How should we automate malware fingerprinting and feature extraction?

For example:

Should we automatically run things like strings and make the output searchable?

Should we automatically look for data like URLs, domain names, and IP addresses that make up the network fingerprint. Should we do more detailed analysis on connect() calls and such?

How can we automate some of the static analysis like call-graph extraction?

cool ideas

Halvar has some interesting python scripts for call graph manipulation. I bet that stuff could be automated pretty easy.

Anyone else have ideas ?

Interesting

What Halvar tring to do whith his python scripts? There are public somewhere?
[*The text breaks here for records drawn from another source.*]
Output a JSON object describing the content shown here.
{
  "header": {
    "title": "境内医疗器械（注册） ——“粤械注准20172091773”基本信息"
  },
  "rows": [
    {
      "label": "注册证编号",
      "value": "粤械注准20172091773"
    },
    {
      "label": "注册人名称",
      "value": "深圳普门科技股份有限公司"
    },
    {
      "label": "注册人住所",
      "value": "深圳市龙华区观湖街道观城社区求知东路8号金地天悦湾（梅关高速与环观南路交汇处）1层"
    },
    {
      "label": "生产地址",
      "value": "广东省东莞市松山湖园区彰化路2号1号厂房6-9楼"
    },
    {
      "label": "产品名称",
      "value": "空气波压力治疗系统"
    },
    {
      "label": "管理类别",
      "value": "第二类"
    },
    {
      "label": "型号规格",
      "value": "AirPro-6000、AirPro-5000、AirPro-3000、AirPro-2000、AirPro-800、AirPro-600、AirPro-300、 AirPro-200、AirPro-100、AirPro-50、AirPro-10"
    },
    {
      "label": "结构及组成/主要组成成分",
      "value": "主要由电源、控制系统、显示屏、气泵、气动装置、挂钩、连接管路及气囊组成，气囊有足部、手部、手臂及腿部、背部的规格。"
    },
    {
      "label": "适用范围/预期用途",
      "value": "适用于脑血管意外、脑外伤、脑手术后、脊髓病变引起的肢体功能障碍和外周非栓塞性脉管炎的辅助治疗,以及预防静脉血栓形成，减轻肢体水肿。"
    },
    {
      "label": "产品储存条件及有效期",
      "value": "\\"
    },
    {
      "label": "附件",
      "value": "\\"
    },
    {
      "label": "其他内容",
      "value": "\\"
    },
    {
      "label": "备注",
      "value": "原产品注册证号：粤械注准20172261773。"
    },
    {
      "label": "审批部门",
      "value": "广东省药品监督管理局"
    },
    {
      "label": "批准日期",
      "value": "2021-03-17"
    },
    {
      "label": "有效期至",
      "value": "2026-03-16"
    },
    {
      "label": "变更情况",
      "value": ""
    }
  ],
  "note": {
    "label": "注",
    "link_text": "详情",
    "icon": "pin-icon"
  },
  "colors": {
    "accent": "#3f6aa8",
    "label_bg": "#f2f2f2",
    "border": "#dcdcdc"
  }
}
Can I have it
thx
Tone Victor

structural information for fingerprints

I think that the best tool to find parental relations between code, and be able to automatically build a family tree is to use structural information, like what Halvar's (Sabre Security's) bindiff does.

I don't know how much from BinDiff could be reused, or if it would have to be reimplemented, but IMHO that's the best way to go.
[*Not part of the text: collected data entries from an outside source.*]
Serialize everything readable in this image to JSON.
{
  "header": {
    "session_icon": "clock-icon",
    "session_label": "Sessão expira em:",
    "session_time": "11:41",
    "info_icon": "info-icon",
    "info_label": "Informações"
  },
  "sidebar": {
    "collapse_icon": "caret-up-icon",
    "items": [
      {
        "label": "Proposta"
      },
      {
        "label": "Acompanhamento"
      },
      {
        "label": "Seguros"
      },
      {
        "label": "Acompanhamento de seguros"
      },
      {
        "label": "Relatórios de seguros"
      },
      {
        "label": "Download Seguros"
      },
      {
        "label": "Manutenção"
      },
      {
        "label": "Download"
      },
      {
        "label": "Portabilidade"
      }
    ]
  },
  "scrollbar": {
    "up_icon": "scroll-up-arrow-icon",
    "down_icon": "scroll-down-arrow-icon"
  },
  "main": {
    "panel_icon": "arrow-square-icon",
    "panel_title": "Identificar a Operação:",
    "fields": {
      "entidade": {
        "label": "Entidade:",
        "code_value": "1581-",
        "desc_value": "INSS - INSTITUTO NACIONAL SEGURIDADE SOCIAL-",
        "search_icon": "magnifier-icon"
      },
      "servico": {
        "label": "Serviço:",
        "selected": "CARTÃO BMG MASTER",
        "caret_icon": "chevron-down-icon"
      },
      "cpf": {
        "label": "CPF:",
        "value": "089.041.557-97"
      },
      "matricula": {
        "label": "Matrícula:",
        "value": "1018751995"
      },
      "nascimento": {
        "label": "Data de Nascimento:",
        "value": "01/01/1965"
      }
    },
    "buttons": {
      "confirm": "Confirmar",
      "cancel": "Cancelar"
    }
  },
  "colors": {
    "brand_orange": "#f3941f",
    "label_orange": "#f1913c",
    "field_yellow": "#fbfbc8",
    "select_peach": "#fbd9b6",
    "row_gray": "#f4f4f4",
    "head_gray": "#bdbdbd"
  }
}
We all know that any signature that will completely change if a single bit of the binary changes is not good at all. (talking about all and any hashes)

We need to have a "continuous" distance from binary to binary, rather than a binary distance. Now, the question is, who has time to work on it? that's always the question, ideas doesn't count much lately, what really couts is the power to make them real, so you can just ignore this comment, or add it to the wishlist :-)

Automating Tools

Considering past history with various forms of viruses, seems this method using a call-graph analysis could be easily overcome. Not that this idea is bad, but so many factors can affect a call graph beyond a typical program entry point. Simply putting in logic to use a jump table would make an analysis of this very difficult. Tracking api calls can of course be done via encoded strings, decoded at runtime and repeated calls to GetProcAddress(). Im a bit surprised most malware at this point isn't using many of the same techniques many viruses use, encrypting, polymorphic, etc.